舞台は、オハイオ州にある田舎町ワインズバーグ(架空の町)。ここに住む人々の生活が20以上の短編として描かれているのだが、一つ一つが渋く、深い。人間の持つ「悩み、葛藤、罪」が集約されているような小説である。

各作品のタイトルは「手」「紙の玉」「母」「哲学者」「狂信者:四部の物語」「アイデアに溢れた人」「冒険」「品位」「考え込む人」「タンディ」「神の力」「教師」「孤独」「目覚め」「変人」「語られなかった嘘」「飲酒」「死」「見識」「旅立ち」である。
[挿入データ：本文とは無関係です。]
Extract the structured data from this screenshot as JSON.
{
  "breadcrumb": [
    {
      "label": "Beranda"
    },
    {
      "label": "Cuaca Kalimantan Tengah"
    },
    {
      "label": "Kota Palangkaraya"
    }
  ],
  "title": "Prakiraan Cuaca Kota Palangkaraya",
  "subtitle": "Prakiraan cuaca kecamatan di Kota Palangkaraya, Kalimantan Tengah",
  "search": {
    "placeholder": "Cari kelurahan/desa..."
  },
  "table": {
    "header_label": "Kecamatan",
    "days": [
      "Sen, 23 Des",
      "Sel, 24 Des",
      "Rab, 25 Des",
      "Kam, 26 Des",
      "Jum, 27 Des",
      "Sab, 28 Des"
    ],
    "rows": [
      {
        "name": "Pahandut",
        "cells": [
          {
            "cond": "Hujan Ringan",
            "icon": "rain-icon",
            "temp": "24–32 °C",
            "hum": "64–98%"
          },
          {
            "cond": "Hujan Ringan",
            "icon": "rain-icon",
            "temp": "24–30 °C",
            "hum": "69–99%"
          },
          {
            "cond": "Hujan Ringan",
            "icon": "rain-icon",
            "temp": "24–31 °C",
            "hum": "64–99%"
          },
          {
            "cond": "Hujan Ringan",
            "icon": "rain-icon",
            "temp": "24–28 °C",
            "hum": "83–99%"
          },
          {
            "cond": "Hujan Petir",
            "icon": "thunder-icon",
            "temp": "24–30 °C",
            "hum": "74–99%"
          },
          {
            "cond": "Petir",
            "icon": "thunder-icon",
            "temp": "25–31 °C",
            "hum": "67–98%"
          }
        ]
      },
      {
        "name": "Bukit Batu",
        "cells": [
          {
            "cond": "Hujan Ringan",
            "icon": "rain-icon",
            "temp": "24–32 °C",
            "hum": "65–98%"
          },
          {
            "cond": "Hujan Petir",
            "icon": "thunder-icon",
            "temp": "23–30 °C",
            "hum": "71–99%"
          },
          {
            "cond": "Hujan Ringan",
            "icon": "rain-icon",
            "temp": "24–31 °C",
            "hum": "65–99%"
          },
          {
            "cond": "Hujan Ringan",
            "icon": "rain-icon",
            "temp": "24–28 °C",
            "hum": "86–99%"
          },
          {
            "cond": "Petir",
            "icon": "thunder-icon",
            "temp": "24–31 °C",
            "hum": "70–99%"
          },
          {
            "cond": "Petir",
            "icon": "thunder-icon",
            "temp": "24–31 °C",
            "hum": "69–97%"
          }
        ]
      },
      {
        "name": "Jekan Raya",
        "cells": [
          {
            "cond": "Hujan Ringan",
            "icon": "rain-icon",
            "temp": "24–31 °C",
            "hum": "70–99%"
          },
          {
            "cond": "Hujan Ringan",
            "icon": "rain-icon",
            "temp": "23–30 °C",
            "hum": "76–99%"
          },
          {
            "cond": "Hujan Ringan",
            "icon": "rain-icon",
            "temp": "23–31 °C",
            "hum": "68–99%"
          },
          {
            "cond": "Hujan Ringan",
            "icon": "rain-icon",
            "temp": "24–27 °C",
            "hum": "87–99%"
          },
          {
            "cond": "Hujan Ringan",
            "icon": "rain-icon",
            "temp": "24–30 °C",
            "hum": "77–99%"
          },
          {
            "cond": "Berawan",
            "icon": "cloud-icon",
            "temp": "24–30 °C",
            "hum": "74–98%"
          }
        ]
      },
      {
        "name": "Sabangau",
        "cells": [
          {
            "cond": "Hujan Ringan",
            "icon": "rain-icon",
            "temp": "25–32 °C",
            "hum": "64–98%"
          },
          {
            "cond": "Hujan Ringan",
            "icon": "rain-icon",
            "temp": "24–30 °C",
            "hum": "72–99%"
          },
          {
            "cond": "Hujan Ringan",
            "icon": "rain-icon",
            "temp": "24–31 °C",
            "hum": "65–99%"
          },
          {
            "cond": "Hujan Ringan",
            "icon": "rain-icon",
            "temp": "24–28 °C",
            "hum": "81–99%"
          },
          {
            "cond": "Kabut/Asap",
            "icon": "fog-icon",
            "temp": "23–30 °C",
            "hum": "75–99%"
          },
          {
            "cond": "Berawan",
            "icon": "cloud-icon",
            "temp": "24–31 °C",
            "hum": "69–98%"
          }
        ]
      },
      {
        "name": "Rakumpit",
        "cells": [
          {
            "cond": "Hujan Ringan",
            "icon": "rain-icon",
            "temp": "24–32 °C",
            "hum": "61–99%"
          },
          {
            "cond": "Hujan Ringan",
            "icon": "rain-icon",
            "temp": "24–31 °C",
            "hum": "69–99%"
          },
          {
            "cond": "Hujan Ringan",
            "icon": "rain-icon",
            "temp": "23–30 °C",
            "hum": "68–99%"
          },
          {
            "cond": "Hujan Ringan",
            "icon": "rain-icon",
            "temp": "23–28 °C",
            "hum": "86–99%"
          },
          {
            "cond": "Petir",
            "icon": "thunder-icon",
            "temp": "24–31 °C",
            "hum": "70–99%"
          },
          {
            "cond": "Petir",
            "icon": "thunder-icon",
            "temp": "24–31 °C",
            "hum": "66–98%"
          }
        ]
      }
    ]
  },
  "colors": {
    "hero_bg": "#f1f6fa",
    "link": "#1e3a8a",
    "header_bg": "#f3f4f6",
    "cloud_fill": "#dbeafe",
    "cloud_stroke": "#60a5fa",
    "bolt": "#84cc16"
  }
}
若い新聞記者ジョージ・ウィラードが全編に関わっているため、短編ではあるが長編のようにも読める。

特に、同性愛を疑われて袋だたきにあった経験を持つ元教師(手)、ほとんど患者の来ない医院の医師(哲学者)、都会に出て行った恋人を待つ服地店員(冒険)、女性の部屋を覗き見たいという誘惑と戦う牧師(神の力)の話しがよかった。

最近、アメリカ文学もなかなか味があるな、と感じ始めた。